—Voilà déjà plus d'un mois, madame, lui dit M. de Charny en la saluant jusqu'à terre, que M. de Louvois a le regret de vous voir au couvent, où il ne vous eût certes pas envoyée si la raison d'État ne l'y avait contraint.

—Si le regret était aussi vif que vous voulez bien me l'exprimer, monsieur, il me semble que monseigneur le ministre aurait une extrême facilité à s'en débarrasser.

—Ah! madame, que vous connaissez peu les dures lois que le pouvoir impose à ceux qui l'exercent! Au-dessus de la volonté du ministre, il y a la raison d'État; M. de Louvois espérait au moins que le spectacle de la paix et de la mansuétude qui règnent dans ces lieux toucherait votre âme et vous déciderait à prendre le voile. Mais, à défaut de vocation, il a poussé la bonté jusqu'à vous faire offrir d'entrer dans sa famille: vous avez tout refusé.

—N'étant la pupille de personne, j'ai bien le droit, j'imagine, de songer moi-même à mon établissement.

—Sans doute, madame, et M. de Louvois se ferait un scrupule de violenter en rien vos intentions; mais encore le soin du royaume exige que vous preniez une détermination.

—Le soin du royaume, monsieur; voilà bien des grands mots pour une aussi chétive personne que je le suis!

—Les ennemis du roi se font des armes de tout, madame. Si vous saviez à quelles injustes attaques les hommes éminents sont exposés, vous verriez toute cette affaire sous son véritable jour, et n'accuseriez plus M. de Louvois, qui vous veut du bien. Mais si vous répondez toujours par des refus aux bons offices de Son Excellence, si vous repoussez également le voile et le mariage, elle aura l'extrême douleur de devoir prendre de nouvelles mesures qui assureront à la fois votre repos et celui de l'État.

—Dites à monseigneur le ministre que je suis prête à tout souffrir, mais que je ne suis pas prête à rien céder.

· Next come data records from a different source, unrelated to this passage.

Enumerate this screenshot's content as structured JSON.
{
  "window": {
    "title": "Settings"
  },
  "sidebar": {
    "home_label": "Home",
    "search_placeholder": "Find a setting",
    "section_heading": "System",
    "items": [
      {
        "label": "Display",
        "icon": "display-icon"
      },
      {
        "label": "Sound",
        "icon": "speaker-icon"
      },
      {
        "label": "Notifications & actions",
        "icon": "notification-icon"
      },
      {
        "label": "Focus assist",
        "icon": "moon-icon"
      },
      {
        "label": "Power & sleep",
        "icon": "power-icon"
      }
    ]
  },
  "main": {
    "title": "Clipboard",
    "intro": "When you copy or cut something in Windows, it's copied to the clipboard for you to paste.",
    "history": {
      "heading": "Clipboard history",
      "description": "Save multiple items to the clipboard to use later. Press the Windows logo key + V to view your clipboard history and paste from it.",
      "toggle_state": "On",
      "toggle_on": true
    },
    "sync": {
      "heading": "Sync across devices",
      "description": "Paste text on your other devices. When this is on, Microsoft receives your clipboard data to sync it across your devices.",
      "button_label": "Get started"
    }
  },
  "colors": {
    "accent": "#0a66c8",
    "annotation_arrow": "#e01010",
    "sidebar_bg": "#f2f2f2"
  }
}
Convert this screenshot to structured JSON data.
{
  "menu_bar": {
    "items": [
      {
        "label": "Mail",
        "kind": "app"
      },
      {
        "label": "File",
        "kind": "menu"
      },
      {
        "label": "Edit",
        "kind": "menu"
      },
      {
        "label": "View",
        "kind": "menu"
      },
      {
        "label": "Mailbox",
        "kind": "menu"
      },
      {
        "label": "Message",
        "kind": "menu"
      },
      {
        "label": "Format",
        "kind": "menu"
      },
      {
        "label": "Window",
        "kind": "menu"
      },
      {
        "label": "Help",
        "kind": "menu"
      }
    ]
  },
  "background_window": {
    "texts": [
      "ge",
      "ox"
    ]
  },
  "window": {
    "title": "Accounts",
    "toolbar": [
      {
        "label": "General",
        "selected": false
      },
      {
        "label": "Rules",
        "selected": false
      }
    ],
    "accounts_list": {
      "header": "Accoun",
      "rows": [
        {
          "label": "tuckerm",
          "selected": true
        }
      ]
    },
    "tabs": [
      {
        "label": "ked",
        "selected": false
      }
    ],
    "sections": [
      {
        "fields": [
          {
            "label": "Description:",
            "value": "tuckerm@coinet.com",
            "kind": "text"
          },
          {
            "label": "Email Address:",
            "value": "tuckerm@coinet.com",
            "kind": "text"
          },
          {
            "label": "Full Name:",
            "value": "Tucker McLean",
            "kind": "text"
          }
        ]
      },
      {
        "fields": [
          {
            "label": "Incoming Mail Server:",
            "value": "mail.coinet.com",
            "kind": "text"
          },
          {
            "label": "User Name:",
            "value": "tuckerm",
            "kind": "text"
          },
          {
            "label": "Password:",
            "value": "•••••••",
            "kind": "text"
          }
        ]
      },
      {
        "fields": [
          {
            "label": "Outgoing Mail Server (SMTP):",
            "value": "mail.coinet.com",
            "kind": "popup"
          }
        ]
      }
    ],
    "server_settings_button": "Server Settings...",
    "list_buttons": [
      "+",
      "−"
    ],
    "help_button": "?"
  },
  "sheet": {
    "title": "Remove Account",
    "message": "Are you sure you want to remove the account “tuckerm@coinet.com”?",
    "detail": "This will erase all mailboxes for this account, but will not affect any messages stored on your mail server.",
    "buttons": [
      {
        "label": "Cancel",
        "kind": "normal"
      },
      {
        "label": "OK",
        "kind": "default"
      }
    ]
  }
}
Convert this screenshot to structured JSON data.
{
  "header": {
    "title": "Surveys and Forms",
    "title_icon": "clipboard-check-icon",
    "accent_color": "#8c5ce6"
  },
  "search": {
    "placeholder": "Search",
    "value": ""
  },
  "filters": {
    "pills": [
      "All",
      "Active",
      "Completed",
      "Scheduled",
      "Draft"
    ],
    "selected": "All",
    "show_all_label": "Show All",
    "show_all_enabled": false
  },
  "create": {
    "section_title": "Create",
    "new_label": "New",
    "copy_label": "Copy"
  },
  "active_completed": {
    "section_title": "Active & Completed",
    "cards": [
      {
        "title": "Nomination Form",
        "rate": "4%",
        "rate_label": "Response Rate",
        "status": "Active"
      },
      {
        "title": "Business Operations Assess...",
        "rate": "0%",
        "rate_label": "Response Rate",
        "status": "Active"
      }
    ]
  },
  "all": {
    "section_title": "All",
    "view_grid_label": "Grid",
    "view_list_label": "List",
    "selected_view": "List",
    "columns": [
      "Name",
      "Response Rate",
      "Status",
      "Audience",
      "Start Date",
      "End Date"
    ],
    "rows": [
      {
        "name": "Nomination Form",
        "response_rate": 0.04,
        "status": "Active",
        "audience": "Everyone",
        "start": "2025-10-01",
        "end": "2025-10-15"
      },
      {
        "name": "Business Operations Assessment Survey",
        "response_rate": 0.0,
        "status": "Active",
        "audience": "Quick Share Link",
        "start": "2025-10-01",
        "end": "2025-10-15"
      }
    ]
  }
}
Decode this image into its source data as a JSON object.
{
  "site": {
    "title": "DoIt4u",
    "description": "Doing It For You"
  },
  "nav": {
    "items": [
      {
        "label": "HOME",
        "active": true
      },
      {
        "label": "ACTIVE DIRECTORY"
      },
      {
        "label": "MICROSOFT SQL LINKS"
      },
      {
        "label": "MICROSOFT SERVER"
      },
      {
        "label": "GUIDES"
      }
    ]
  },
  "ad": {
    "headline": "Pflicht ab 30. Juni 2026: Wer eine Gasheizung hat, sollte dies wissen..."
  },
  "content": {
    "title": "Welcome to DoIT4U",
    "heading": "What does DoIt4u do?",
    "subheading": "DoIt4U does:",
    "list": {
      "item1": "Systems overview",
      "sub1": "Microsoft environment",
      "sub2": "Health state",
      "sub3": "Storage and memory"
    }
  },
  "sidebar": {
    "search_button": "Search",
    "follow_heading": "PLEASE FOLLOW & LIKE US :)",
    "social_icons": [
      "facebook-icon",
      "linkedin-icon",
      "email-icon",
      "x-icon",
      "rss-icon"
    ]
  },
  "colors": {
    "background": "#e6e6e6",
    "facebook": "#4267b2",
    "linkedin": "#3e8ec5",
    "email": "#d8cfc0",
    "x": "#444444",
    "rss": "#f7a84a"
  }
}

—Madame, répliqua M. de Charny en saluant Mme d'Albergotti qui s'était levée, j'aurai l'honneur de vous revoir dans un mois, et vais prier Dieu pour que vos résolutions soient changées à ce moment-là.

Le lendemain, au point du jour, les cloches du couvent des dames bénédictines de la rue du Cherche-Midi sonnaient à toute volée. La cérémonie de prise d'habit était une solennité religieuse assez fréquente au temps où se passe cette histoire, mais qui ne laissait pas d'attirer au sein des couvents une grande foule toujours avide d'un spectacle où l'émotion ne manquait pas. On y voyait en grand nombre des dames et des seigneurs de la cour, et ce jour-là la pompe remplaçait dans les chapelles et les cloîtres le silence et les profondes méditations. Suzanne s'était rendue de bonne heure auprès de Gabrielle. Elle trouva son amie, plus pâle qu'un linceul, qui priait au pied de son lit virginal.